The gains from using video distraction were greatest in 3- and 4-year-olds, Hiniker says. Without distraction, other studies had found that fewer than 10% of children in this age group could avoid anesthesia.
“For the littlest patients, it can make the most difference,” she says.
Lower treatment costs for kids with cancer
The researchers also measured quality of life with standardized questionnaires given to parents of all patients, and also to patients aged 5 to 10 years. For children aged 5 to 7, both patients and their parents reported that patients’ total quality of life and physical appearance improved, and treatment anxiety declined, over the course of radiation therapy. Treatment anxiety also significantly declined in 8- to 10-year-olds. Anxiety scores decreased more for children who succeeded in using video distraction than for those who needed anesthesia.
Avoiding anesthesia also reduces the cost of the children’s treatments. Prior research estimated that a typical anesthesia charge for a six-week course of pediatric radiotherapy was $50,000, or around $1,667 per treatment session. The researchers estimate that the cost savings from avoiding anesthesia in the current study are about $2.3 million. The one-time cost for installing the video distraction system at a medical facility is about $500, Hiniker says.
The researchers are expanding the types of patients who can benefit. Any child receiving radiation therapy at Lucile Packard Children’s Hospital Stanford can use video distraction, and the team is offering it to certain adult patients who may benefit from distraction, such as those with developmental delays, anxiety, or significant pain. The Stanford Medicine team plans to share the technology with other US cancer centers.
They are also launching research projects to test the technology in low-resource locations in Tanzania and India, where access to anesthesia is limited.
“In these settings, you see higher rates of treatment abandonment, and some patients can’t be treated at all,” Hiniker says, adding that she is excited about making radiotherapy accessible to child cancer patients who might not otherwise receive it.
The study appears in the International Journal of Radiation Oncology, Biology, Physics.
Hiniker shares senior authorship of the study with Karl Bush, who was a clinical associate professor of radiation oncology at the Stanford School of Medicine at the time the study was conducted. The study’s co-lead authors are Paulina Gutkin, who was a clinical researcher at Stanford Medicine when the study was conducted and is now a medical student at the Medical College of Wisconsin, and Lawrie Skinner, clinical assistant professor of radiation oncology at the Stanford School of Medicine.

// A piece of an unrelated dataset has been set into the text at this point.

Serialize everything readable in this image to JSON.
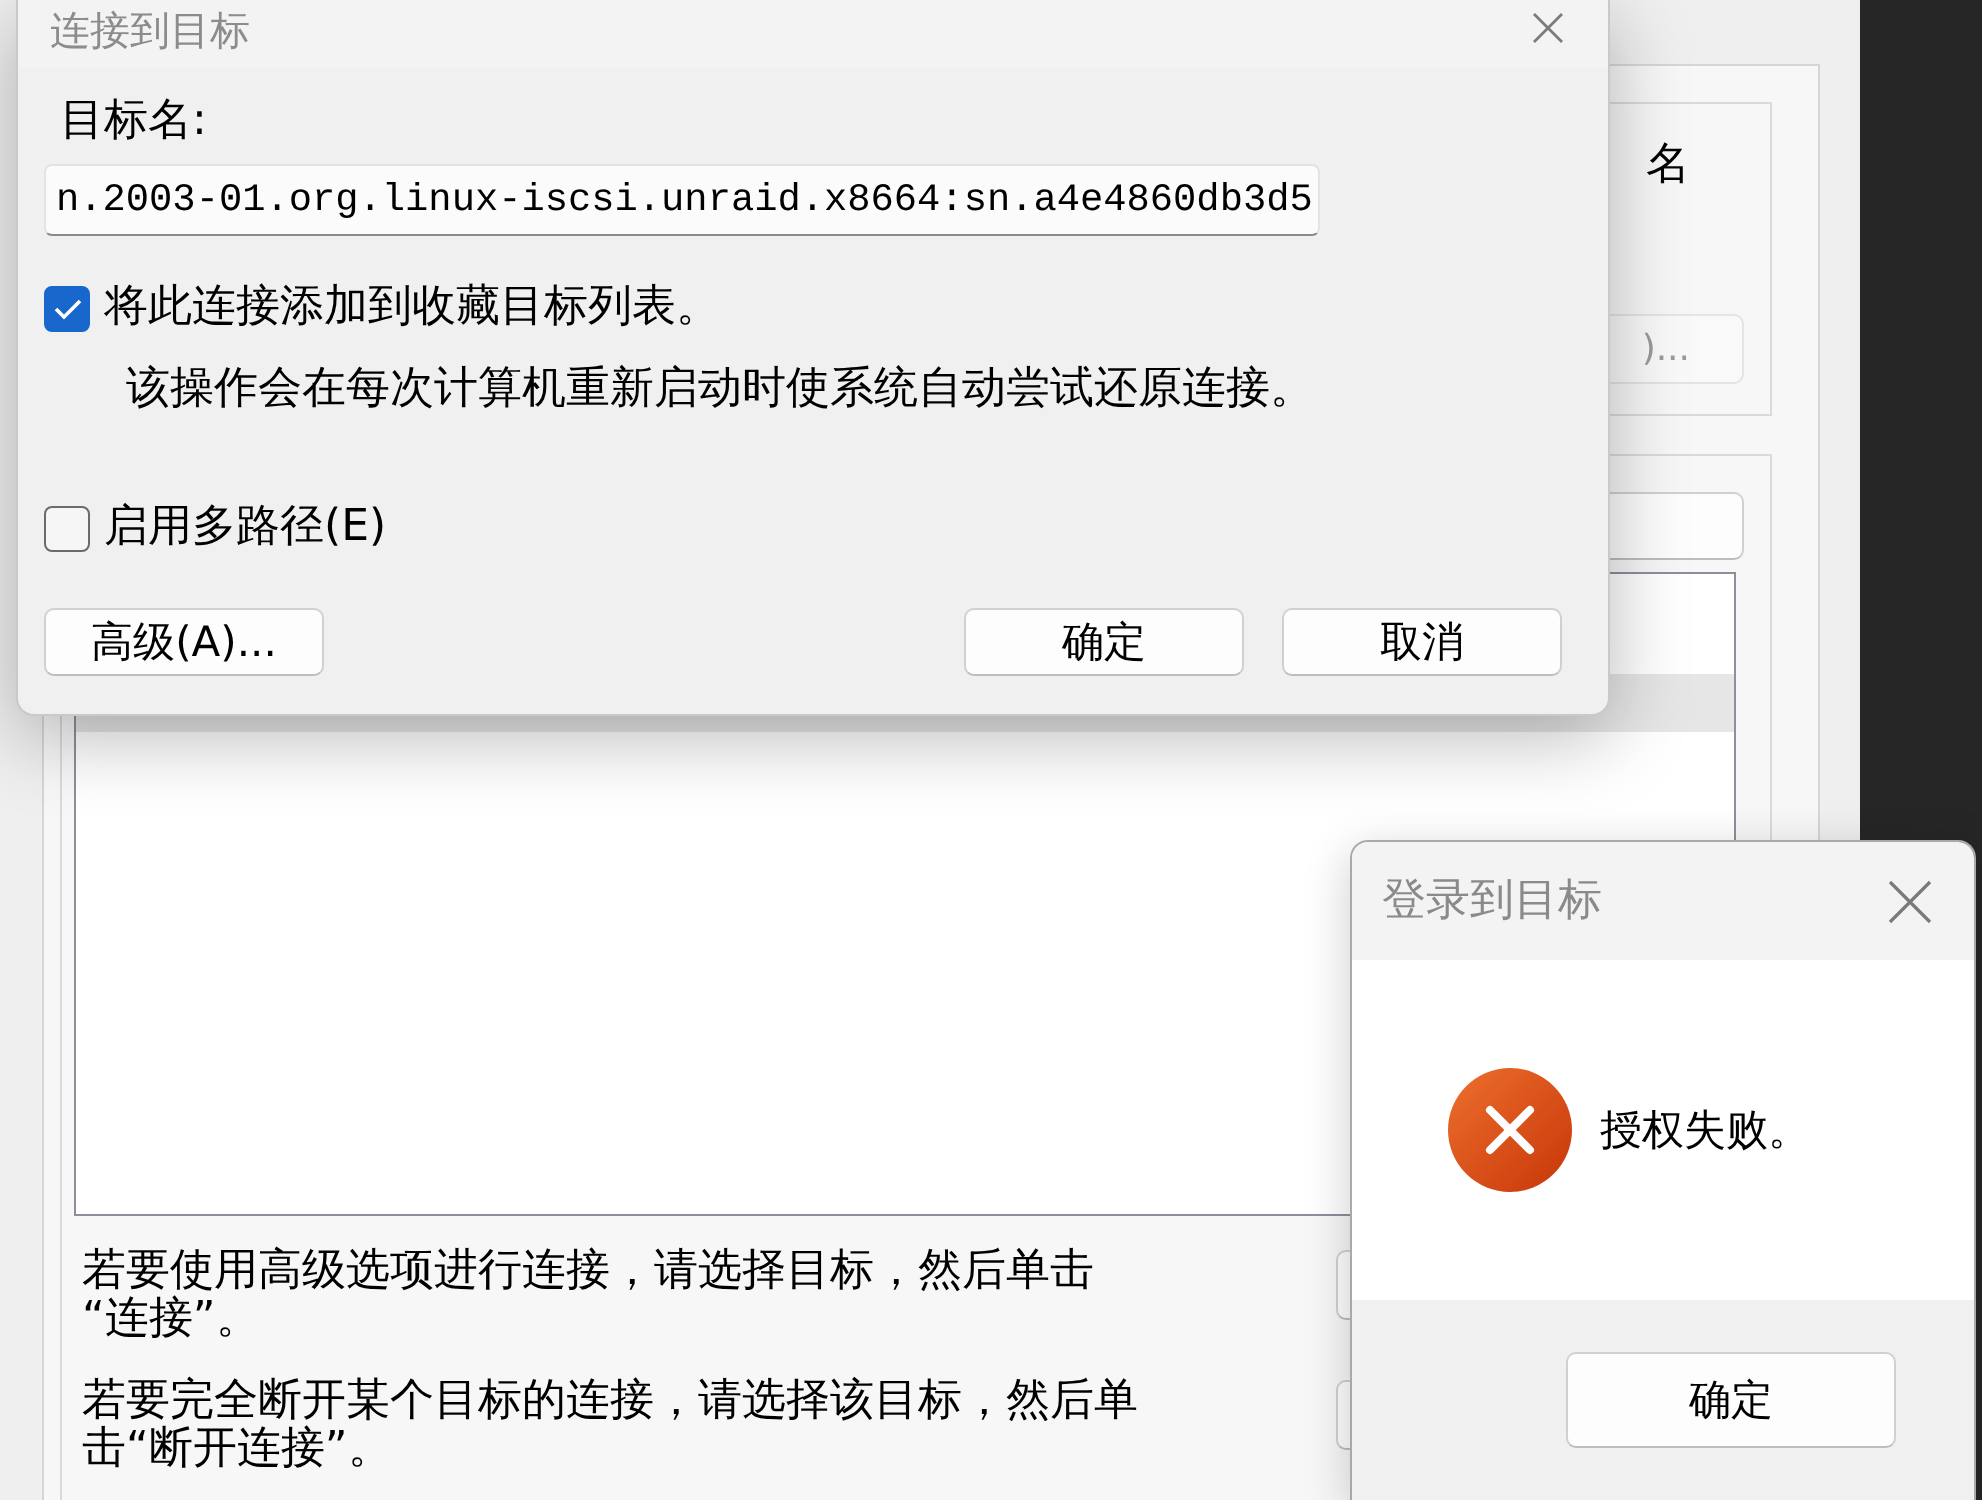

Researchers from Dana-Farber Cancer Institute; the University of Cincinnati College of Medicine; the University of Rochester Medical Center; St. Jude Children’s Research Hospital; the Indiana University School of Medicine; the University of California, Irvine; Case Western Reserve University School of Medicine; Oregon Health and Science University; Ohio State University School of Medicine; Washington University School of Medicine in St. Louis, Missouri; the University of North Carolina School of Medicine; and the University of Minnesota School of Medicine also contributed to the research.
Funding for the study came from a Stanford Cancer Center Clinical Innovation Award, the Albert Wilson Fellowship, the Laura and A.J. Hawk Pediatric/AYA Cancer Fund, and the Barnes-Jewish Hospital Foundation.